Luo Xu, Zhang Xinpeng, Su Dongqing, Li Honghao, Zou Min, Xiong Yuqiang, Yang Lei
College of Bioinformatics Science and Technology, Harbin Medical University, Harbin, 150081, China.
Interdiscip Sci. 2025 Mar 18. doi: 10.1007/s12539-025-00699-2.
As a common malignancy of the lower respiratory tract, non-small cell lung cancer (NSCLC) represents a major oncological challenge globally, characterized by high incidence and mortality rates. Recent research highlights the critical involvement of somatic mutations in the onset and development of NSCLC. Stratification of NSCLC patients based on somatic mutation data could facilitate the identification of patients likely to respond to personalized therapeutic strategies. However, stratification of NSCLC patients using somatic mutation data is challenging due to the sparseness of this data. In this study, based on sparse somatic mutation data from 4581 NSCLC patients from the Memorial Sloan Kettering Cancer Center (MSKCC) database, we systematically evaluate the metabolic pathway activity in NSCLC patients through the application of network propagation algorithm and computational biology algorithms. Based on these metabolic pathways associated with prognosis, as recognized through univariate Cox regression analysis, NSCLC patients are stratified using the deep clustering algorithm to explore the optimal classification strategy, thereby establishing biologically meaningful metabolic subtypes of NSCLC patients. The precise NSCLC metabolic subtypes obtained from the network propagation algorithm and deep clustering algorithm are systematically evaluated and validated for survival benefits of immunotherapy. Our research marks progress towards developing a universal approach for classifying NSCLC patients based solely on somatic mutation profiles, employing deep clustering algorithm. The implementation of our research will help to deepen the analysis of NSCLC patients' metabolic subtypes from the perspective of tumor microenvironment, providing a strong basis for the formulation of more precise personalized treatment plans.

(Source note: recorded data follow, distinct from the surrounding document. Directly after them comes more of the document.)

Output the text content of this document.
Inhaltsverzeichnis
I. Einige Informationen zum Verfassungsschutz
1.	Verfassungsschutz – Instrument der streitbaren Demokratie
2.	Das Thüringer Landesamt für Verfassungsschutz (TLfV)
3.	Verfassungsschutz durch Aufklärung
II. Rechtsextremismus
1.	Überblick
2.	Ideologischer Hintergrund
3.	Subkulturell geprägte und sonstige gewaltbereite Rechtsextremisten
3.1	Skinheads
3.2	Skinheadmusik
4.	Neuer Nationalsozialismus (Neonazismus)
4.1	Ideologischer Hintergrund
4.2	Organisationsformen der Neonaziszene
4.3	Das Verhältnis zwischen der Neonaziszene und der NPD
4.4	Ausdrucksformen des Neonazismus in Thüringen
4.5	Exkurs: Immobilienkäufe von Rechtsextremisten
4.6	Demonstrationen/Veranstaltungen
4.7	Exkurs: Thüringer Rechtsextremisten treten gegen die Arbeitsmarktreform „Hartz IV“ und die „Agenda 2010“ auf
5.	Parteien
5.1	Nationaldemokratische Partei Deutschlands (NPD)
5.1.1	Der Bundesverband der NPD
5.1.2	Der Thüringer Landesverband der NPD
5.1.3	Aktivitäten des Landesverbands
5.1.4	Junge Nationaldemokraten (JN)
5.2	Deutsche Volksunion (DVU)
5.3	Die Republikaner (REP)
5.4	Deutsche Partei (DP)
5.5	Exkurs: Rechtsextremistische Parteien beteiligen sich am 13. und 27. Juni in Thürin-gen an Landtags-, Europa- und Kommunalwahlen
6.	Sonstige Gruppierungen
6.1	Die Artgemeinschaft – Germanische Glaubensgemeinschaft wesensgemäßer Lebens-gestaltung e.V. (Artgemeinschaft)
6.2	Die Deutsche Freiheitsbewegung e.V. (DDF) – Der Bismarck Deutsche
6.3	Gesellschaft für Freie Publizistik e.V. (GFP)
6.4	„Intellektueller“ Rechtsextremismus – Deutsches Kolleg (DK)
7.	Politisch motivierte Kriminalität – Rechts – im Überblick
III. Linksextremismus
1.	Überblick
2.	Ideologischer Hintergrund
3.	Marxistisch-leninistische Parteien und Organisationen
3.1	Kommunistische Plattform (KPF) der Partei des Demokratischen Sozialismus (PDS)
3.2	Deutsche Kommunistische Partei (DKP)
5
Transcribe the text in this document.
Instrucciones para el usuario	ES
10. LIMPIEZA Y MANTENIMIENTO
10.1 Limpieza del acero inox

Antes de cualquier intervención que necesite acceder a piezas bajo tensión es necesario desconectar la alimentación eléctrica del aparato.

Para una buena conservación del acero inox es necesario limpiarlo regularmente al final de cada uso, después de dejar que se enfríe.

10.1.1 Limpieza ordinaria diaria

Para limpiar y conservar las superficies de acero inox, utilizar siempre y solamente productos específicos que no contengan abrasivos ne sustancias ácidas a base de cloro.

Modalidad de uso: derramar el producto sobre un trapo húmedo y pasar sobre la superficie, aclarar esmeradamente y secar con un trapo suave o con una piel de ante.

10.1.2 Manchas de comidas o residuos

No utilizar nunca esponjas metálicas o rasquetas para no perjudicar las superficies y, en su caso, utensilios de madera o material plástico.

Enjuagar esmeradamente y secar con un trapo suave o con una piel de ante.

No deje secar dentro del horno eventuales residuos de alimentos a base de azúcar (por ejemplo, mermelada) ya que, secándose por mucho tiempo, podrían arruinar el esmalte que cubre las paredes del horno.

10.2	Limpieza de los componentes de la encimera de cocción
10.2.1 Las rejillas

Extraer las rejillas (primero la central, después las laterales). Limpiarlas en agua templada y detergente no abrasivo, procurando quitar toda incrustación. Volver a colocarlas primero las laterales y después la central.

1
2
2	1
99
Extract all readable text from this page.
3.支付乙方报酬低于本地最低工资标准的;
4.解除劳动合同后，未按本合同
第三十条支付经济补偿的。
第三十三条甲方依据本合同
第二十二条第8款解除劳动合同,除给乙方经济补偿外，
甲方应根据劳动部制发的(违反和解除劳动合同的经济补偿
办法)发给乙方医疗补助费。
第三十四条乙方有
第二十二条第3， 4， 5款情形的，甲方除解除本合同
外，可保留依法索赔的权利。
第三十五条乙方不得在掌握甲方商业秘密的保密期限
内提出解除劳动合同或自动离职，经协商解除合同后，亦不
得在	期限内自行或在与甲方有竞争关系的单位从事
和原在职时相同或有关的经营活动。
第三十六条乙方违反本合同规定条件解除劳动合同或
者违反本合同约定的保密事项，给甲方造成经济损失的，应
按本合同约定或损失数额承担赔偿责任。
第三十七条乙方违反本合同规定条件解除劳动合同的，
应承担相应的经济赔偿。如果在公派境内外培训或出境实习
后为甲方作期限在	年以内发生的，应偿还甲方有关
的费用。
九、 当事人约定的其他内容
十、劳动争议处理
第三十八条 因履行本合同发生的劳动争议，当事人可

作为下呼吸道常见的恶性肿瘤,非小细胞肺癌(NSCLC)是全球主要的肿瘤学挑战,其发病率和死亡率都很高。最近的研究强调了体细胞突变在NSCLC发病和发展中的关键作用。根据体细胞突变数据对NSCLC患者进行分层有助于识别可能对个性化治疗策略有反应的患者。然而,由于该数据的稀疏性,使用体细胞突变数据对NSCLC患者进行分层具有挑战性。在本研究中,基于纪念斯隆凯特琳癌症中心(MSKCC)数据库中4581例NSCLC患者的稀疏体细胞突变数据,我们通过应用网络传播算法和计算生物学算法系统地评估了NSCLC患者的代谢途径活性。基于单变量Cox回归分析确定的与预后相关的这些代谢途径,使用深度聚类算法对NSCLC患者进行分层,以探索最佳分类策略,从而建立具有生物学意义的NSCLC患者代谢亚型。从网络传播算法和深度聚类算法获得的精确NSCLC代谢亚型经过系统评估,并验证了免疫治疗的生存获益。我们的研究标志着朝着仅基于体细胞突变谱、采用深度聚类算法对NSCLC患者进行分类的通用方法取得了进展。我们研究的实施将有助于从肿瘤微环境的角度加深对NSCLC患者代谢亚型的分析,为制定更精确的个性化治疗方案提供有力依据。